She made us a cup of tea and we sat out in the porch, on wicker chairs, looking out at the birds hopping about in the bright winter sunshine. She thanked me for searching for her daughter, and I said sorry that I was unable to bring her home.
‘I think she’s still out there,’ she said. She stared at me, an imploring look that made me uncomfortable. ‘I’d be able to feel it, wouldn’t I, if she was dead? And they would have found the body.’
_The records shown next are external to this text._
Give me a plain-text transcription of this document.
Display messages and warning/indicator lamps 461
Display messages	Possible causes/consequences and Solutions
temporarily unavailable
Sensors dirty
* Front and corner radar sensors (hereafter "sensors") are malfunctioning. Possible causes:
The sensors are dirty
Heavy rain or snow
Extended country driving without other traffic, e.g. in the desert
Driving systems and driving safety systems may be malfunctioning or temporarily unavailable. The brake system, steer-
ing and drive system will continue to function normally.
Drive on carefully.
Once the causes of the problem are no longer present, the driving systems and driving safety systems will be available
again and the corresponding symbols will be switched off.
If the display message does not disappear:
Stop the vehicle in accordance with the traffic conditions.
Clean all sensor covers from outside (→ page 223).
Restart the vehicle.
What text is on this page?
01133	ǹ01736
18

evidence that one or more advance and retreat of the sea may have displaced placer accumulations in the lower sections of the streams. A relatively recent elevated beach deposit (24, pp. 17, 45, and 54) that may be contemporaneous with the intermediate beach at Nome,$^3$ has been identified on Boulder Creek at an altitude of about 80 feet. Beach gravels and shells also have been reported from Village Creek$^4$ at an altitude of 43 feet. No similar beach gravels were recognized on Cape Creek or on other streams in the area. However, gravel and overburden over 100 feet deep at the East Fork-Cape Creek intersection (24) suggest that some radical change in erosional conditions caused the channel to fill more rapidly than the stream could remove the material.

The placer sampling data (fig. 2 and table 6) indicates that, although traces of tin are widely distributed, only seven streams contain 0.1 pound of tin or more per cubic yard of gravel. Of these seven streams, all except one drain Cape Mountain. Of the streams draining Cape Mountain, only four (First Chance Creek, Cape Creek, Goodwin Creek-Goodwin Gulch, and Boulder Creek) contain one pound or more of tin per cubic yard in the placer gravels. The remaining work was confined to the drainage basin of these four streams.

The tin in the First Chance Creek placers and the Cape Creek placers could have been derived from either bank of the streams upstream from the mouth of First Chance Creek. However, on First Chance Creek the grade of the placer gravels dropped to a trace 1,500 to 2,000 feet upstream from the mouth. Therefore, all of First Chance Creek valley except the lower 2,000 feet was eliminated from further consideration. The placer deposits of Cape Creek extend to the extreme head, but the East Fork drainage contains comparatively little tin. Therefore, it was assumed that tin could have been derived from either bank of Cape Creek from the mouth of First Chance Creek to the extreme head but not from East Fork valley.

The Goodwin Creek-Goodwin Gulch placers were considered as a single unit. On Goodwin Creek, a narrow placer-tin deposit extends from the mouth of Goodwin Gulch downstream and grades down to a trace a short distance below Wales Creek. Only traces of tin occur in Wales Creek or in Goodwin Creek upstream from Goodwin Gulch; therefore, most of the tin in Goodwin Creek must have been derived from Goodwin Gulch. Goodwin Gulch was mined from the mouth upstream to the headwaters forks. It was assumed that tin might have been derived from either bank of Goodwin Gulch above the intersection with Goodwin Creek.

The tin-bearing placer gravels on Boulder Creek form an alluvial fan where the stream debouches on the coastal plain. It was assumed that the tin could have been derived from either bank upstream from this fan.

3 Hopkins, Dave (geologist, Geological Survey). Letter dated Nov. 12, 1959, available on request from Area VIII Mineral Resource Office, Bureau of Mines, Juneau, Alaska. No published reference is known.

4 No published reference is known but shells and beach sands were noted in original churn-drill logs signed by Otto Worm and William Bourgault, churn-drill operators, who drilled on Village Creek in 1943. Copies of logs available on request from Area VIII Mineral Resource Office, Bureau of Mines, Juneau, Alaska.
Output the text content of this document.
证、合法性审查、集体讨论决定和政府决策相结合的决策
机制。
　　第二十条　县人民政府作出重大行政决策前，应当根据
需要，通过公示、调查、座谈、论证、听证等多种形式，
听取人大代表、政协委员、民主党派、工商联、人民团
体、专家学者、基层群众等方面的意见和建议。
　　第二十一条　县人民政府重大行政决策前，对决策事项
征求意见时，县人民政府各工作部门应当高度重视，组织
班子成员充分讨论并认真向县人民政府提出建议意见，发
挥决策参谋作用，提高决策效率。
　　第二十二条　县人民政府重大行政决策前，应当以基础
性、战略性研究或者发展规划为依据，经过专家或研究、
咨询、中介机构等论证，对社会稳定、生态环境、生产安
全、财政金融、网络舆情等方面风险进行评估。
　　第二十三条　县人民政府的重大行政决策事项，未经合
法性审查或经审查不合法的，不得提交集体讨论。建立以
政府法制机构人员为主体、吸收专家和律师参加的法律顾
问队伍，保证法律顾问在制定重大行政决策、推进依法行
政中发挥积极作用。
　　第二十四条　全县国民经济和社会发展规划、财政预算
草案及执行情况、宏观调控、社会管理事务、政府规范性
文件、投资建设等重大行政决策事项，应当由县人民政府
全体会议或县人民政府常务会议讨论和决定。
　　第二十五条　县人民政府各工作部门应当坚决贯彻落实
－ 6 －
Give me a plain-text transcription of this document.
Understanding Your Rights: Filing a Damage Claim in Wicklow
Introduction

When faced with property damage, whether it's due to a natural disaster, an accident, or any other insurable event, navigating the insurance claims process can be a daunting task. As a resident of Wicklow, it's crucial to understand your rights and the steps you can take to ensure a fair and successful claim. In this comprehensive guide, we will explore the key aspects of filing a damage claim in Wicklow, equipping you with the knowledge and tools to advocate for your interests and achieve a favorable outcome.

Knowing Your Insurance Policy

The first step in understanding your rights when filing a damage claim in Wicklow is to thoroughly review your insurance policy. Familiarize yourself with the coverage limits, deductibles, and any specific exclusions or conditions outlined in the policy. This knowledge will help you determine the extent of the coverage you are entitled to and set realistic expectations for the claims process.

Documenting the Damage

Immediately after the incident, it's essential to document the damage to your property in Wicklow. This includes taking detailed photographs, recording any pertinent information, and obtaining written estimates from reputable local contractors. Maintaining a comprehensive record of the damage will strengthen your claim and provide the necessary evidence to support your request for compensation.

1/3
I began to say ‘Not necessarily,’ but she talked over me. She looked exhausted, puffy bags drooping beneath her eyes. ‘She’s either out there somewhere,’ she said, gesturing at the garden and beyond, ‘or she’s out
there
.’
She looked up at the sky.
And that’s the end of my story. Later tonight I’ll go home and feed Calico, who seems to have settled since Marie’s final disappearance. He doesn’t stand on the windowsill any more. He seems content. Maybe he knows something I don’t.
Or maybe he’s just a cat, with a short memory.
I will never forget Marie. She was the sun at the heart of my system; she was the fire in my personal hell. She changed me. She showed me the summits and the depths, the zenith and nadir of love. I am scarred and scared – it will be a while before I am able to open myself up again, expose myself to hurt. But I know I will. I know how sweet love can be, and I couldn’t go the rest of my life without tasting that sweetness again.
I will only ask one thing of any future lover: that they don’t believe in aliens.
Except . . . I don’t mean that. It’s my attempt to make a joke out of what I’ve been through (although, to be honest, it’s one of the things that stops me going out to find Zara). I’ve spent a lot of time trying to make sense of it all, to squeeze some meaning, some lesson, from my experience. To think about what Marie did in a rational, unemotional way.
Andrew accused me of not believing in anything, an accusation I had already aimed at myself. What makes me different from people like Marie and people who go to church, or join cults, or become protestors or jihadists or risk their lives for a cause? I have no religion, no great political passion, no creed that governs my life. I don’t belong to any organization. I vote, but I have never marched.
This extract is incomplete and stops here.